Special Term was correct in granting petitioner leave to serve a late notice of claim. "The purpose of subdivision 5 of section 50-e of the General Municipal Law, as amended, is to allow the judiciary to be flexible, to consider all relevant factors, and to exercise considerable judicial discretion in determining whether to permit service of a late notice of claim” (Matter of Lucas v City of New York, 91 AD2d 637). The court must consider "whether the public corporation * * * acquired actual knowledge of the essential facts constituting the claim within [90 days after it arose] or within a reasonable time thereafter” (General Municipal Law § 50-e [5]).
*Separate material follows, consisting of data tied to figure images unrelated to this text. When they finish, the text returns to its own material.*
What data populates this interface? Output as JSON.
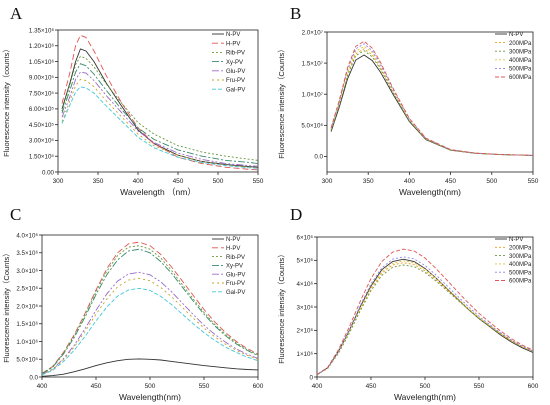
{
  "chart_data": [
    {
      "panel": "A",
      "type": "line",
      "xlabel": "Wavelength （nm）",
      "ylabel": "Fluorescence intensity（counts）",
      "xlim": [
        300,
        550
      ],
      "ylim": [
        0,
        1350000
      ],
      "xticks": [
        300,
        350,
        400,
        450,
        500,
        550
      ],
      "yticks": [
        0,
        150000,
        300000,
        450000,
        600000,
        750000,
        900000,
        1050000,
        1200000,
        1350000
      ],
      "ytick_labels": [
        "0.00",
        "1.50×10⁵",
        "3.00×10⁵",
        "4.50×10⁵",
        "6.00×10⁵",
        "7.50×10⁵",
        "9.00×10⁵",
        "1.05×10⁶",
        "1.20×10⁶",
        "1.35×10⁶"
      ],
      "legend_position": "top-right",
      "x": [
        305,
        315,
        322,
        328,
        335,
        345,
        360,
        380,
        400,
        420,
        450,
        480,
        510,
        540,
        550
      ],
      "series": [
        {
          "name": "N-PV",
          "color": "#333333",
          "dash": "",
          "values": [
            600000,
            850000,
            1050000,
            1170000,
            1150000,
            1050000,
            850000,
            620000,
            400000,
            270000,
            160000,
            100000,
            70000,
            50000,
            45000
          ]
        },
        {
          "name": "H-PV",
          "color": "#e05555",
          "dash": "6 3",
          "values": [
            650000,
            950000,
            1200000,
            1300000,
            1280000,
            1150000,
            920000,
            650000,
            420000,
            270000,
            140000,
            80000,
            45000,
            25000,
            20000
          ]
        },
        {
          "name": "Rib-PV",
          "color": "#6a9a3c",
          "dash": "2 2",
          "values": [
            580000,
            830000,
            1020000,
            1100000,
            1080000,
            1000000,
            840000,
            650000,
            470000,
            360000,
            250000,
            190000,
            150000,
            120000,
            110000
          ]
        },
        {
          "name": "Xy-PV",
          "color": "#3a8a6a",
          "dash": "7 2 2 2",
          "values": [
            560000,
            780000,
            950000,
            1030000,
            1010000,
            930000,
            780000,
            590000,
            420000,
            310000,
            210000,
            150000,
            110000,
            90000,
            80000
          ]
        },
        {
          "name": "Glu-PV",
          "color": "#9a6ac8",
          "dash": "7 2 2 2 2 2",
          "values": [
            520000,
            720000,
            880000,
            950000,
            940000,
            870000,
            730000,
            560000,
            390000,
            280000,
            180000,
            120000,
            80000,
            60000,
            55000
          ]
        },
        {
          "name": "Fru-PV",
          "color": "#c8a020",
          "dash": "2 3",
          "values": [
            480000,
            680000,
            820000,
            880000,
            870000,
            810000,
            680000,
            520000,
            360000,
            250000,
            160000,
            100000,
            65000,
            45000,
            40000
          ]
        },
        {
          "name": "Gal-PV",
          "color": "#40c8d8",
          "dash": "4 2",
          "values": [
            460000,
            640000,
            760000,
            810000,
            800000,
            750000,
            630000,
            480000,
            330000,
            230000,
            140000,
            90000,
            60000,
            40000,
            35000
          ]
        }
      ]
    },
    {
      "panel": "B",
      "type": "line",
      "xlabel": "Wavelength(nm)",
      "ylabel": "Fluorescence intensity（Counts）",
      "xlim": [
        300,
        550
      ],
      "ylim": [
        -2500000,
        20000000
      ],
      "xticks": [
        300,
        350,
        400,
        450,
        500,
        550
      ],
      "yticks": [
        0,
        5000000,
        10000000,
        15000000,
        20000000
      ],
      "ytick_labels": [
        "0.0",
        "5.0×10⁶",
        "1.0×10⁷",
        "1.5×10⁷",
        "2.0×10⁷"
      ],
      "legend_position": "top-right",
      "x": [
        305,
        315,
        325,
        335,
        345,
        355,
        365,
        380,
        400,
        420,
        450,
        480,
        510,
        540,
        550
      ],
      "series": [
        {
          "name": "N-PV",
          "color": "#333333",
          "dash": "",
          "values": [
            4000000,
            8000000,
            12500000,
            15500000,
            16300000,
            15400000,
            13500000,
            10000000,
            5600000,
            2700000,
            1000000,
            500000,
            300000,
            200000,
            150000
          ]
        },
        {
          "name": "200MPa",
          "color": "#e8a020",
          "dash": "2 2",
          "values": [
            4300000,
            8500000,
            13300000,
            16500000,
            17300000,
            16300000,
            14200000,
            10400000,
            5800000,
            2800000,
            1050000,
            520000,
            310000,
            210000,
            160000
          ]
        },
        {
          "name": "300MPa",
          "color": "#6a9a3c",
          "dash": "2 2",
          "values": [
            4200000,
            8300000,
            13000000,
            16200000,
            17000000,
            16000000,
            14000000,
            10300000,
            5700000,
            2750000,
            1000000,
            510000,
            300000,
            200000,
            150000
          ]
        },
        {
          "name": "400MPa",
          "color": "#e0c040",
          "dash": "2 2",
          "values": [
            4400000,
            8700000,
            13600000,
            16900000,
            17700000,
            16700000,
            14500000,
            10600000,
            5900000,
            2850000,
            1050000,
            520000,
            310000,
            210000,
            160000
          ]
        },
        {
          "name": "500MPa",
          "color": "#8888ee",
          "dash": "2 2",
          "values": [
            4500000,
            8900000,
            14000000,
            17300000,
            18100000,
            17000000,
            14800000,
            10800000,
            6000000,
            2900000,
            1080000,
            530000,
            320000,
            210000,
            160000
          ]
        },
        {
          "name": "600MPa",
          "color": "#e05555",
          "dash": "4 2",
          "values": [
            4600000,
            9100000,
            14300000,
            17700000,
            18500000,
            17400000,
            15100000,
            11000000,
            6100000,
            2950000,
            1100000,
            540000,
            320000,
            210000,
            160000
          ]
        }
      ]
    },
    {
      "panel": "C",
      "type": "line",
      "xlabel": "Wavelength(nm)",
      "ylabel": "Fluorescence intensity（Counts）",
      "xlim": [
        400,
        600
      ],
      "ylim": [
        0,
        4000000
      ],
      "xticks": [
        400,
        450,
        500,
        550,
        600
      ],
      "yticks": [
        0,
        500000,
        1000000,
        1500000,
        2000000,
        2500000,
        3000000,
        3500000,
        4000000
      ],
      "ytick_labels": [
        "0.0",
        "5.0×10⁵",
        "1.0×10⁶",
        "1.5×10⁶",
        "2.0×10⁶",
        "2.5×10⁶",
        "3.0×10⁶",
        "3.5×10⁶",
        "4.0×10⁶"
      ],
      "legend_position": "top-right",
      "x": [
        400,
        410,
        420,
        430,
        440,
        450,
        460,
        470,
        480,
        490,
        500,
        510,
        520,
        530,
        540,
        550,
        560,
        570,
        580,
        590,
        600
      ],
      "series": [
        {
          "name": "N-PV",
          "color": "#333333",
          "dash": "",
          "values": [
            20000,
            40000,
            80000,
            150000,
            230000,
            320000,
            400000,
            460000,
            500000,
            510000,
            500000,
            480000,
            440000,
            400000,
            360000,
            320000,
            290000,
            260000,
            230000,
            210000,
            200000
          ]
        },
        {
          "name": "H-PV",
          "color": "#e05555",
          "dash": "6 3",
          "values": [
            100000,
            300000,
            700000,
            1200000,
            1800000,
            2450000,
            3050000,
            3500000,
            3750000,
            3800000,
            3700000,
            3450000,
            3100000,
            2700000,
            2300000,
            1900000,
            1550000,
            1250000,
            1000000,
            800000,
            650000
          ]
        },
        {
          "name": "Rib-PV",
          "color": "#6a9a3c",
          "dash": "2 2",
          "values": [
            100000,
            290000,
            680000,
            1170000,
            1760000,
            2400000,
            2980000,
            3420000,
            3660000,
            3700000,
            3600000,
            3350000,
            3000000,
            2600000,
            2200000,
            1820000,
            1480000,
            1200000,
            960000,
            770000,
            620000
          ]
        },
        {
          "name": "Xy-PV",
          "color": "#3a8a6a",
          "dash": "7 2 2 2",
          "values": [
            90000,
            280000,
            650000,
            1120000,
            1700000,
            2320000,
            2880000,
            3300000,
            3550000,
            3600000,
            3500000,
            3250000,
            2920000,
            2530000,
            2140000,
            1770000,
            1440000,
            1160000,
            930000,
            750000,
            600000
          ]
        },
        {
          "name": "Glu-PV",
          "color": "#9a6ac8",
          "dash": "7 2 2 2 2 2",
          "values": [
            80000,
            220000,
            520000,
            900000,
            1370000,
            1880000,
            2340000,
            2700000,
            2900000,
            2950000,
            2880000,
            2680000,
            2400000,
            2080000,
            1760000,
            1460000,
            1200000,
            980000,
            790000,
            640000,
            520000
          ]
        },
        {
          "name": "Fru-PV",
          "color": "#c8a020",
          "dash": "2 3",
          "values": [
            70000,
            210000,
            490000,
            850000,
            1290000,
            1770000,
            2200000,
            2540000,
            2730000,
            2780000,
            2710000,
            2520000,
            2260000,
            1960000,
            1660000,
            1380000,
            1130000,
            920000,
            750000,
            610000,
            500000
          ]
        },
        {
          "name": "Gal-PV",
          "color": "#40c8d8",
          "dash": "4 2",
          "values": [
            60000,
            190000,
            440000,
            760000,
            1150000,
            1580000,
            1970000,
            2280000,
            2450000,
            2500000,
            2440000,
            2270000,
            2040000,
            1770000,
            1500000,
            1250000,
            1030000,
            840000,
            690000,
            560000,
            460000
          ]
        }
      ]
    },
    {
      "panel": "D",
      "type": "line",
      "xlabel": "Wavelength(nm)",
      "ylabel": "Fluorescence intensity（Counts）",
      "xlim": [
        400,
        600
      ],
      "ylim": [
        0,
        6000000
      ],
      "xticks": [
        400,
        450,
        500,
        550,
        600
      ],
      "yticks": [
        0,
        1000000,
        2000000,
        3000000,
        4000000,
        5000000,
        6000000
      ],
      "ytick_labels": [
        "0",
        "1×10⁶",
        "2×10⁶",
        "3×10⁶",
        "4×10⁶",
        "5×10⁶",
        "6×10⁶"
      ],
      "legend_position": "top-right",
      "x": [
        400,
        410,
        420,
        430,
        440,
        450,
        460,
        470,
        480,
        490,
        500,
        510,
        520,
        530,
        540,
        550,
        560,
        570,
        580,
        590,
        600
      ],
      "series": [
        {
          "name": "N-PV",
          "color": "#333333",
          "dash": "",
          "values": [
            100000,
            400000,
            1100000,
            2000000,
            3000000,
            3900000,
            4600000,
            4950000,
            5050000,
            4950000,
            4650000,
            4250000,
            3800000,
            3350000,
            2900000,
            2500000,
            2150000,
            1800000,
            1500000,
            1250000,
            1050000
          ]
        },
        {
          "name": "200MPa",
          "color": "#e8a020",
          "dash": "2 2",
          "values": [
            100000,
            380000,
            1050000,
            1930000,
            2900000,
            3780000,
            4450000,
            4800000,
            4900000,
            4820000,
            4550000,
            4180000,
            3760000,
            3330000,
            2900000,
            2510000,
            2170000,
            1830000,
            1540000,
            1290000,
            1100000
          ]
        },
        {
          "name": "300MPa",
          "color": "#6a9a3c",
          "dash": "2 2",
          "values": [
            100000,
            370000,
            1020000,
            1880000,
            2830000,
            3700000,
            4350000,
            4700000,
            4800000,
            4730000,
            4480000,
            4120000,
            3720000,
            3310000,
            2900000,
            2520000,
            2180000,
            1850000,
            1560000,
            1310000,
            1120000
          ]
        },
        {
          "name": "400MPa",
          "color": "#e0c040",
          "dash": "2 2",
          "values": [
            100000,
            390000,
            1080000,
            1970000,
            2950000,
            3850000,
            4520000,
            4870000,
            4980000,
            4900000,
            4630000,
            4250000,
            3820000,
            3380000,
            2950000,
            2550000,
            2200000,
            1860000,
            1560000,
            1300000,
            1100000
          ]
        },
        {
          "name": "500MPa",
          "color": "#8888ee",
          "dash": "2 2",
          "values": [
            100000,
            400000,
            1120000,
            2040000,
            3060000,
            3990000,
            4680000,
            5050000,
            5150000,
            5060000,
            4780000,
            4380000,
            3930000,
            3470000,
            3020000,
            2600000,
            2240000,
            1890000,
            1580000,
            1320000,
            1110000
          ]
        },
        {
          "name": "600MPa",
          "color": "#e05555",
          "dash": "4 2",
          "values": [
            100000,
            420000,
            1180000,
            2160000,
            3240000,
            4220000,
            4950000,
            5350000,
            5480000,
            5400000,
            5100000,
            4660000,
            4170000,
            3670000,
            3180000,
            2730000,
            2340000,
            1970000,
            1640000,
            1370000,
            1150000
          ]
        }
      ]
    }
  ]
}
Relevant factors also include whether the delay in serving the notice of claim substantially prejudiced the corporation *606(Matter of Lucas v City of New York, supra) and although not as critical, whether the petitioner has tendered an adequate excuse for the delay (Matter of Cicio v City of New York, 98 AD2d 38).

In the case at bar, it is clear that the city acquired actual knowledge of the essential facts underlying petitioner’s claim by virtue of the police complaint (see, Matter of Lucas v City of New York, supra; Matter of Somma v City of New York, 81 AD2d 889; cf. Fox v City of New York, 91 AD2d 624). The city has failed to show that it has been prejudiced by the petitioner’s delay in serving a formal notice of claim. Furthermore, petitioner’s physical and mental disability provided an adequate excuse for the delay. Finally, the failure of the Police Department and Kings County Hospital to promptly furnish petitioner with the records which contained the evidentiary matter upon which the claim was based also impaired petitioner’s ability to timely serve a notice of claim (see, Cassidy v County of Nassau, 84 AD2d 742). Lazer, J. P., Thompson, Weinstein and Niehoff, JJ., concur.